The Coopworth was developed between about 1956 and 1968 at Lincoln College (now Lincoln University), near Christchurch in the Canterbury region of the South Island by researchers under Ian Coop. The aim of the project was to increase the prolificacy or lambing percentage of ewes. To this end, New Zealand Romney ewes were put to Border Leicester rams; the Border Leicester was at that time the most prolific breed in New Zealand. Successive generations were then selectively bred based on strict performance recording for factors including fertility, maternal qualities, rate of growth and fleece weight. Results came fast – by about the fourth generation the cross-bred line was thought better than a direct Romney–Border Leicester cross, despite the benefit of heterosis in the latter. A breed association, the Coopworth Sheep Society of New Zealand, was formed in 1968 after a meeting of breeders.

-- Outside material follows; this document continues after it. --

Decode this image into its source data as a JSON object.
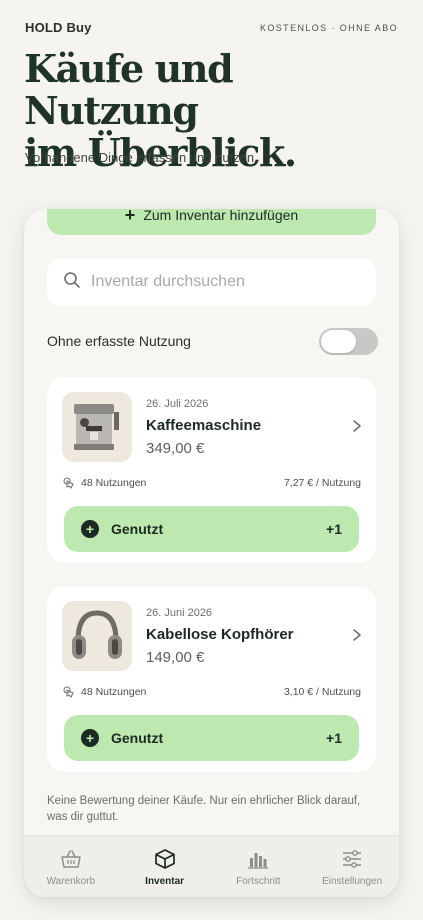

The Coopworth soon became widespread. By 1984 it was the second-most numerous breed in New Zealand after the Romney, constituting almost 20% of the national flock and almost half the number of Romneys; in 2000 it represented about 10% of the whole population, while the Romney made up almost 60%.

It was soon exported to Australia (from 1975), to the United States (from 1970) and to some European countries.

== Characteristics ==

The Coopworth looks much like the Romney, but is rather larger. It is of medium size: mature ewes weigh about 55 kg, rams some 50–70 kg. It is polled, white-faced and white-woolled; the face and legs are free of wool. It is a lowland sheep, more suited to improved lowland pasture than to hill country.

The Woodlands Coopworth is a strain within the Coopworth breed, characterised by an X-linked gene which increases ovulation by about 40%, and so contributes to greater fecundity.

== Use ==

The Coopworth is reared for both meat and wool. Fleeces weigh about 5 kg; staple length is in the range 200–230 mm, with a fibre diameter of about 35 μm (Bradford count 48/46s). The wool is used for clothing, for hand-spinning, and in carpet blends.